Albert Einstein's String Instrument Achieves £860,000 at Bidding Event

The historic Zunterer violin owned by Einstein
The final amount will surpass £1m when commission are applied

An musical instrument once owned by Albert Einstein has gone for nearly a million pounds during a sale.

That Zunterer violin from 1894 is thought to have been Einstein's first violin and had been at first projected to fetch around three hundred thousand pounds when it went under the hammer in South Cerney, Gloucestershire.

An additional book on philosophy which the physicist gifted to a friend also sold for two thousand two hundred pounds.

Each of the prices will have a further commission of 26.4% added on top, which means the overall amount for the instrument will be £1 million.

Auctioneers believe that once the fees are applied, the sale could be the top price for an instrument not formerly belonging by a performing artist or crafted by Stradivari – with the earlier record belonging to a violin that was likely played aboard the Titanic.

Albert Einstein playing the violin
The famous scientist was an avid violinist who commenced playing when he was six and continued all his life.

One bicycle seat also belonging by the scientist remained unsold at the auction and might get offered once more.

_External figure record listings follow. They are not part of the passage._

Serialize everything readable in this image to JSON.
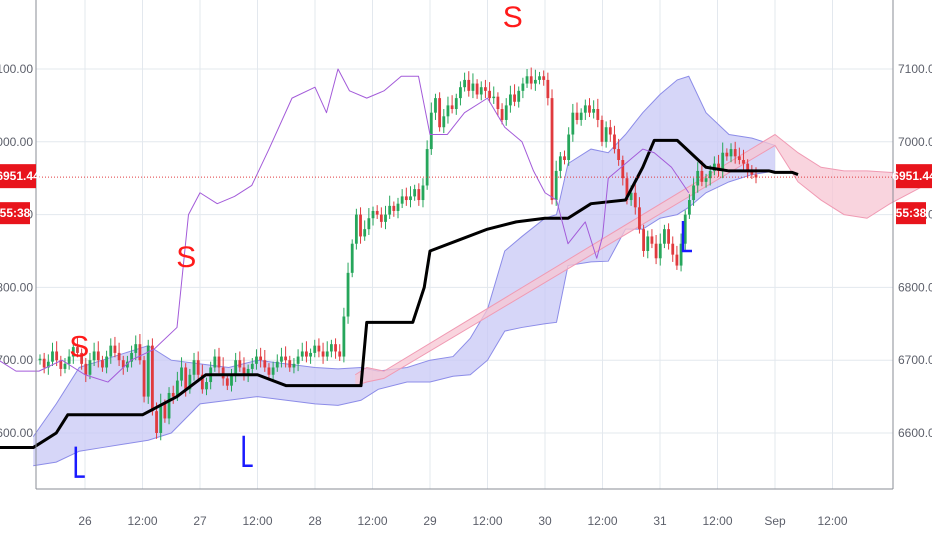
{
  "chart_data": {
    "type": "candlestick",
    "title": "",
    "xlabel": "",
    "ylabel": "",
    "ylim": [
      6530,
      7180
    ],
    "grid": true,
    "y_ticks": [
      "6600.00",
      "6700.00",
      "6800.00",
      "6900.00",
      "7000.00",
      "7100.00"
    ],
    "x_ticks": [
      "26",
      "12:00",
      "27",
      "12:00",
      "28",
      "12:00",
      "29",
      "12:00",
      "30",
      "12:00",
      "31",
      "12:00",
      "Sep",
      "12:00"
    ],
    "current_price": {
      "label": "6951.44",
      "value": 6951.44
    },
    "countdown": {
      "left": "55:38",
      "right": "55:38"
    },
    "colors": {
      "up": "#26a65b",
      "down": "#e03a3e",
      "cloud_bull": "#c8c8f5",
      "cloud_bear": "#f7c6d3",
      "kijun": "#000000",
      "chikou": "#a35bd9",
      "sell_signal": "#ff1a1a",
      "buy_signal": "#1a1aff"
    },
    "signals": [
      {
        "label": "S",
        "x": 25.95,
        "y": 6705
      },
      {
        "label": "S",
        "x": 26.88,
        "y": 6828
      },
      {
        "label": "S",
        "x": 29.72,
        "y": 7158
      },
      {
        "label": "L",
        "x": 25.92,
        "y": 6540
      },
      {
        "label": "L",
        "x": 27.38,
        "y": 6555
      },
      {
        "label": "L",
        "x": 31.2,
        "y": 6850
      }
    ],
    "series": [
      {
        "name": "",
        "type": "kijun_line",
        "points": [
          [
            25.0,
            6580
          ],
          [
            25.3,
            6580
          ],
          [
            25.55,
            6580
          ],
          [
            25.75,
            6600
          ],
          [
            25.85,
            6625
          ],
          [
            26.1,
            6625
          ],
          [
            26.35,
            6625
          ],
          [
            26.5,
            6625
          ],
          [
            26.8,
            6650
          ],
          [
            27.05,
            6680
          ],
          [
            27.5,
            6680
          ],
          [
            27.75,
            6665
          ],
          [
            28.0,
            6665
          ],
          [
            28.4,
            6665
          ],
          [
            28.45,
            6752
          ],
          [
            28.65,
            6752
          ],
          [
            28.85,
            6752
          ],
          [
            28.95,
            6800
          ],
          [
            29.0,
            6850
          ],
          [
            29.25,
            6865
          ],
          [
            29.5,
            6880
          ],
          [
            29.75,
            6890
          ],
          [
            30.0,
            6895
          ],
          [
            30.2,
            6895
          ],
          [
            30.4,
            6915
          ],
          [
            30.7,
            6920
          ],
          [
            30.85,
            6965
          ],
          [
            30.95,
            7002
          ],
          [
            31.15,
            7002
          ],
          [
            31.4,
            6965
          ],
          [
            31.6,
            6960
          ],
          [
            31.95,
            6960
          ],
          [
            32.0,
            6958
          ],
          [
            32.15,
            6958
          ],
          [
            32.2,
            6955
          ]
        ]
      },
      {
        "name": "",
        "type": "chikou_line",
        "points": [
          [
            25.0,
            6680
          ],
          [
            25.2,
            6705
          ],
          [
            25.4,
            6685
          ],
          [
            25.6,
            6685
          ],
          [
            25.8,
            6700
          ],
          [
            26.0,
            6680
          ],
          [
            26.2,
            6670
          ],
          [
            26.4,
            6700
          ],
          [
            26.6,
            6715
          ],
          [
            26.8,
            6745
          ],
          [
            26.9,
            6900
          ],
          [
            27.0,
            6930
          ],
          [
            27.15,
            6915
          ],
          [
            27.3,
            6925
          ],
          [
            27.45,
            6940
          ],
          [
            27.6,
            6990
          ],
          [
            27.8,
            7060
          ],
          [
            28.0,
            7075
          ],
          [
            28.1,
            7040
          ],
          [
            28.2,
            7100
          ],
          [
            28.3,
            7070
          ],
          [
            28.45,
            7060
          ],
          [
            28.6,
            7070
          ],
          [
            28.75,
            7090
          ],
          [
            28.9,
            7090
          ],
          [
            29.0,
            7010
          ],
          [
            29.15,
            7010
          ],
          [
            29.3,
            7040
          ],
          [
            29.5,
            7060
          ],
          [
            29.65,
            7020
          ],
          [
            29.8,
            7000
          ],
          [
            29.9,
            6960
          ],
          [
            30.0,
            6930
          ],
          [
            30.1,
            6920
          ],
          [
            30.2,
            6860
          ],
          [
            30.35,
            6890
          ],
          [
            30.45,
            6840
          ],
          [
            30.5,
            6870
          ],
          [
            30.55,
            6950
          ],
          [
            30.7,
            6970
          ],
          [
            30.85,
            6990
          ],
          [
            30.95,
            6985
          ],
          [
            31.1,
            6965
          ],
          [
            31.25,
            6930
          ]
        ]
      },
      {
        "name": "",
        "type": "cloud_bull",
        "upper": [
          [
            25.55,
            6595
          ],
          [
            25.75,
            6640
          ],
          [
            25.95,
            6690
          ],
          [
            26.15,
            6700
          ],
          [
            26.35,
            6710
          ],
          [
            26.55,
            6720
          ],
          [
            26.75,
            6700
          ],
          [
            27.0,
            6695
          ],
          [
            27.25,
            6690
          ],
          [
            27.5,
            6700
          ],
          [
            27.75,
            6695
          ],
          [
            28.0,
            6690
          ],
          [
            28.2,
            6688
          ],
          [
            28.4,
            6690
          ],
          [
            28.55,
            6685
          ],
          [
            28.8,
            6690
          ],
          [
            29.0,
            6700
          ],
          [
            29.2,
            6705
          ],
          [
            29.35,
            6730
          ],
          [
            29.5,
            6770
          ],
          [
            29.65,
            6850
          ],
          [
            29.8,
            6870
          ],
          [
            30.0,
            6895
          ],
          [
            30.1,
            6900
          ],
          [
            30.2,
            6970
          ],
          [
            30.4,
            6990
          ],
          [
            30.55,
            6985
          ],
          [
            30.7,
            7010
          ],
          [
            30.85,
            7040
          ],
          [
            31.0,
            7065
          ],
          [
            31.15,
            7085
          ],
          [
            31.25,
            7090
          ],
          [
            31.4,
            7040
          ],
          [
            31.6,
            7010
          ],
          [
            31.8,
            7005
          ],
          [
            32.0,
            6995
          ]
        ],
        "lower": [
          [
            25.55,
            6555
          ],
          [
            25.75,
            6560
          ],
          [
            25.95,
            6575
          ],
          [
            26.15,
            6580
          ],
          [
            26.35,
            6585
          ],
          [
            26.55,
            6590
          ],
          [
            26.75,
            6600
          ],
          [
            27.0,
            6640
          ],
          [
            27.25,
            6645
          ],
          [
            27.5,
            6650
          ],
          [
            27.75,
            6645
          ],
          [
            28.0,
            6640
          ],
          [
            28.2,
            6638
          ],
          [
            28.4,
            6645
          ],
          [
            28.55,
            6660
          ],
          [
            28.8,
            6670
          ],
          [
            29.0,
            6670
          ],
          [
            29.2,
            6678
          ],
          [
            29.35,
            6680
          ],
          [
            29.5,
            6700
          ],
          [
            29.65,
            6740
          ],
          [
            29.8,
            6745
          ],
          [
            30.0,
            6750
          ],
          [
            30.1,
            6752
          ],
          [
            30.2,
            6830
          ],
          [
            30.4,
            6835
          ],
          [
            30.55,
            6836
          ],
          [
            30.7,
            6880
          ],
          [
            30.85,
            6880
          ],
          [
            31.0,
            6895
          ],
          [
            31.15,
            6900
          ],
          [
            31.25,
            6910
          ],
          [
            31.4,
            6930
          ],
          [
            31.6,
            6945
          ],
          [
            31.8,
            6955
          ],
          [
            32.0,
            6960
          ]
        ]
      },
      {
        "name": "",
        "type": "cloud_bear",
        "upper": [
          [
            28.35,
            6680
          ],
          [
            28.45,
            6690
          ],
          [
            28.6,
            6685
          ],
          [
            32.0,
            7010
          ],
          [
            32.2,
            6985
          ],
          [
            32.4,
            6965
          ],
          [
            32.6,
            6960
          ],
          [
            32.8,
            6960
          ],
          [
            33.0,
            6958
          ],
          [
            33.3,
            6958
          ]
        ],
        "lower": [
          [
            28.35,
            6665
          ],
          [
            28.45,
            6670
          ],
          [
            28.6,
            6675
          ],
          [
            32.0,
            6995
          ],
          [
            32.2,
            6945
          ],
          [
            32.4,
            6920
          ],
          [
            32.6,
            6900
          ],
          [
            32.8,
            6895
          ],
          [
            33.0,
            6915
          ],
          [
            33.3,
            6940
          ]
        ]
      }
    ],
    "candles": [
      [
        6700,
        6702
      ],
      [
        6702,
        6690
      ],
      [
        6690,
        6698
      ],
      [
        6698,
        6712
      ],
      [
        6712,
        6700
      ],
      [
        6700,
        6688
      ],
      [
        6688,
        6695
      ],
      [
        6695,
        6705
      ],
      [
        6705,
        6718
      ],
      [
        6718,
        6710
      ],
      [
        6710,
        6695
      ],
      [
        6695,
        6680
      ],
      [
        6680,
        6700
      ],
      [
        6700,
        6712
      ],
      [
        6712,
        6700
      ],
      [
        6700,
        6690
      ],
      [
        6690,
        6705
      ],
      [
        6705,
        6720
      ],
      [
        6720,
        6710
      ],
      [
        6710,
        6700
      ],
      [
        6700,
        6690
      ],
      [
        6690,
        6698
      ],
      [
        6698,
        6710
      ],
      [
        6710,
        6722
      ],
      [
        6722,
        6700
      ],
      [
        6700,
        6650
      ],
      [
        6650,
        6720
      ],
      [
        6720,
        6630
      ],
      [
        6630,
        6600
      ],
      [
        6600,
        6640
      ],
      [
        6640,
        6620
      ],
      [
        6620,
        6655
      ],
      [
        6655,
        6650
      ],
      [
        6650,
        6672
      ],
      [
        6672,
        6690
      ],
      [
        6690,
        6660
      ],
      [
        6660,
        6680
      ],
      [
        6680,
        6700
      ],
      [
        6700,
        6680
      ],
      [
        6680,
        6660
      ],
      [
        6660,
        6670
      ],
      [
        6670,
        6690
      ],
      [
        6690,
        6705
      ],
      [
        6705,
        6690
      ],
      [
        6690,
        6675
      ],
      [
        6675,
        6665
      ],
      [
        6665,
        6680
      ],
      [
        6680,
        6700
      ],
      [
        6700,
        6690
      ],
      [
        6690,
        6680
      ],
      [
        6680,
        6688
      ],
      [
        6688,
        6695
      ],
      [
        6695,
        6705
      ],
      [
        6705,
        6700
      ],
      [
        6700,
        6690
      ],
      [
        6690,
        6680
      ],
      [
        6680,
        6690
      ],
      [
        6690,
        6698
      ],
      [
        6698,
        6705
      ],
      [
        6705,
        6700
      ],
      [
        6700,
        6690
      ],
      [
        6690,
        6695
      ],
      [
        6695,
        6705
      ],
      [
        6705,
        6712
      ],
      [
        6712,
        6705
      ],
      [
        6705,
        6710
      ],
      [
        6710,
        6720
      ],
      [
        6720,
        6712
      ],
      [
        6712,
        6705
      ],
      [
        6705,
        6712
      ],
      [
        6712,
        6722
      ],
      [
        6722,
        6712
      ],
      [
        6712,
        6705
      ],
      [
        6705,
        6760
      ],
      [
        6760,
        6820
      ],
      [
        6820,
        6860
      ],
      [
        6860,
        6900
      ],
      [
        6900,
        6870
      ],
      [
        6870,
        6880
      ],
      [
        6880,
        6895
      ],
      [
        6895,
        6905
      ],
      [
        6905,
        6900
      ],
      [
        6900,
        6890
      ],
      [
        6890,
        6900
      ],
      [
        6900,
        6912
      ],
      [
        6912,
        6905
      ],
      [
        6905,
        6915
      ],
      [
        6915,
        6925
      ],
      [
        6925,
        6920
      ],
      [
        6920,
        6925
      ],
      [
        6925,
        6935
      ],
      [
        6935,
        6920
      ],
      [
        6920,
        6940
      ],
      [
        6940,
        6990
      ],
      [
        6990,
        7040
      ],
      [
        7040,
        7060
      ],
      [
        7060,
        7020
      ],
      [
        7020,
        7035
      ],
      [
        7035,
        7050
      ],
      [
        7050,
        7045
      ],
      [
        7045,
        7060
      ],
      [
        7060,
        7075
      ],
      [
        7075,
        7085
      ],
      [
        7085,
        7070
      ],
      [
        7070,
        7080
      ],
      [
        7080,
        7065
      ],
      [
        7065,
        7075
      ],
      [
        7075,
        7070
      ],
      [
        7070,
        7060
      ],
      [
        7060,
        7062
      ],
      [
        7062,
        7045
      ],
      [
        7045,
        7030
      ],
      [
        7030,
        7050
      ],
      [
        7050,
        7065
      ],
      [
        7065,
        7055
      ],
      [
        7055,
        7070
      ],
      [
        7070,
        7080
      ],
      [
        7080,
        7090
      ],
      [
        7090,
        7080
      ],
      [
        7080,
        7085
      ],
      [
        7085,
        7090
      ],
      [
        7090,
        7085
      ],
      [
        7085,
        7060
      ],
      [
        7060,
        6920
      ],
      [
        6920,
        6960
      ],
      [
        6960,
        6980
      ],
      [
        6980,
        6975
      ],
      [
        6975,
        7010
      ],
      [
        7010,
        7040
      ],
      [
        7040,
        7030
      ],
      [
        7030,
        7040
      ],
      [
        7040,
        7050
      ],
      [
        7050,
        7040
      ],
      [
        7040,
        7045
      ],
      [
        7045,
        7030
      ],
      [
        7030,
        7000
      ],
      [
        7000,
        7020
      ],
      [
        7020,
        7010
      ],
      [
        7010,
        6990
      ],
      [
        6990,
        6975
      ],
      [
        6975,
        6950
      ],
      [
        6950,
        6920
      ],
      [
        6920,
        6930
      ],
      [
        6930,
        6910
      ],
      [
        6910,
        6880
      ],
      [
        6880,
        6850
      ],
      [
        6850,
        6870
      ],
      [
        6870,
        6860
      ],
      [
        6860,
        6840
      ],
      [
        6840,
        6860
      ],
      [
        6860,
        6880
      ],
      [
        6880,
        6860
      ],
      [
        6860,
        6845
      ],
      [
        6845,
        6830
      ],
      [
        6830,
        6860
      ],
      [
        6860,
        6900
      ],
      [
        6900,
        6920
      ],
      [
        6920,
        6940
      ],
      [
        6940,
        6960
      ],
      [
        6960,
        6945
      ],
      [
        6945,
        6950
      ],
      [
        6950,
        6960
      ],
      [
        6960,
        6970
      ],
      [
        6970,
        6960
      ],
      [
        6960,
        6985
      ],
      [
        6985,
        6980
      ],
      [
        6980,
        6990
      ],
      [
        6990,
        6980
      ],
      [
        6980,
        6975
      ],
      [
        6975,
        6970
      ],
      [
        6970,
        6960
      ],
      [
        6960,
        6955
      ],
      [
        6955,
        6951
      ]
    ]
  }
}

The objects up for auction had been given to his colleague and physicist the physicist Max von Laue in late 1932.

Soon after, Einstein escaped to the US to escape the increase of prejudice and the Nazi regime in Germany.

Max von Laue gave them to a friend and Einstein fan, Margarete two decades later, and the seller was a family member who recently offered them for auction.

One more instrument previously belonging by the physicist, that he received to Einstein upon his arrival in America in 1933, was sold in a sale for $516,500 (three hundred seventy thousand pounds) in New York back in 2018.